But the frantic down-to-the-wire negotiations about reauthorizing some recognizable form of 702 obscured a deeper problem at the heart of the contemporary Americans’ relationship with intelligence that has been brewing over the last decade: The fundamental legitimacy of a strong intelligence community—and the integrity of its practitioners—has been questioned by U.S. lawmakers on the far left and the far right, perhaps reflecting a misguided but increasing consensus of tens of millions of Americans.

This trend is now a crisis.

Section 702’s troubled journey faced queries from the privacy-oriented left, where those with overblown concerns about potential abuse by the intelligence community viewed reauthorizing 702 is tantamount to “turning cable installers into spies,” in the words of one opinion contributor published in The Hill. The intelligence community’s revised authorities (some adjustments were required given the 15 years of communications technology development since the amendment was first passed) were called “terrifying” and predictably—the most hackneyed description for intelligence tools—“Orwellian.” On the power-skeptical right, Section 702 is perceived as but another powerful surveillance tool of the so-called deep state.

In response to legitimate concerns about past mistakes, the intelligence community has adopted procedural reforms and enhanced training that it says would account for the overwhelming majority of the (self-reported) mistakes in querying 702 collection. According to a report from the Justice Department’s National Security Division, the FBI achieved a 98 percent compliance rate in 2023 after receiving better training.

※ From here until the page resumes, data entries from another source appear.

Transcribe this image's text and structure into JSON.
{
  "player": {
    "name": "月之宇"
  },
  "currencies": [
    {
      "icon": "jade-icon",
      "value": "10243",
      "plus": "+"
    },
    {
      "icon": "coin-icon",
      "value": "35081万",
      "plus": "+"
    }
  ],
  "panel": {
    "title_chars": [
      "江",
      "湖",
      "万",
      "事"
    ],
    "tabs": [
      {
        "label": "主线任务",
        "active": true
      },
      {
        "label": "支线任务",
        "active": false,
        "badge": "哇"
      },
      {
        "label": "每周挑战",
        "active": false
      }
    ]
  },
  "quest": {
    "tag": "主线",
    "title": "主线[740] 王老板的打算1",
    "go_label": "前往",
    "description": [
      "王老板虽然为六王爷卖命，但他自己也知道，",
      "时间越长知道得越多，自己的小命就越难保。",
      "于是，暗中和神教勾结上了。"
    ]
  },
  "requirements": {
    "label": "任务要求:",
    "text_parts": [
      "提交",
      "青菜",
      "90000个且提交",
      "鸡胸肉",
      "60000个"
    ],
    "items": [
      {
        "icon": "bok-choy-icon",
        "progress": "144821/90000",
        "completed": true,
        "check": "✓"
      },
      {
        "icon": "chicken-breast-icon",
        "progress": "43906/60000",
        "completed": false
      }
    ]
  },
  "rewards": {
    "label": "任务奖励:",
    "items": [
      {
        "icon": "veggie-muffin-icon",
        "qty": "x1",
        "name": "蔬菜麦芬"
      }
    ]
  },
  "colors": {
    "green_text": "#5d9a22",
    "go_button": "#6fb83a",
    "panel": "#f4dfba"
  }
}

Further, the Justice Department and the DNI have gone to unprecedented lengths to publicly show—through declassified success stories—the real dangers that allowing 702 to lapse would bring to the United States and its allies.

Never before has an intelligence community begged, cajoled, and pleaded with lawmakers to enable it to do its job. After all, a hobbled intelligence community would still be held responsible should a war warning be missed, or should a terrorist attack occur.

For instance, Gen. Eric Vidaud, the French military intelligence chief, was promptly fired over intelligence failings related to Putin’s (re)invasion of Ukraine despite the Elysée’s criticisms of the warnings made by the United States and United Kingdom as “alarmist.” And Maj. Gen. Aharon Haliva, director of Israeli military intelligence, recently resigned over the Oct. 7 attacks despite the fault probably lying across Israel’s political landscape as well. Intelligence professionals pay more than their share of the bill when their crystal ball stays cloudy.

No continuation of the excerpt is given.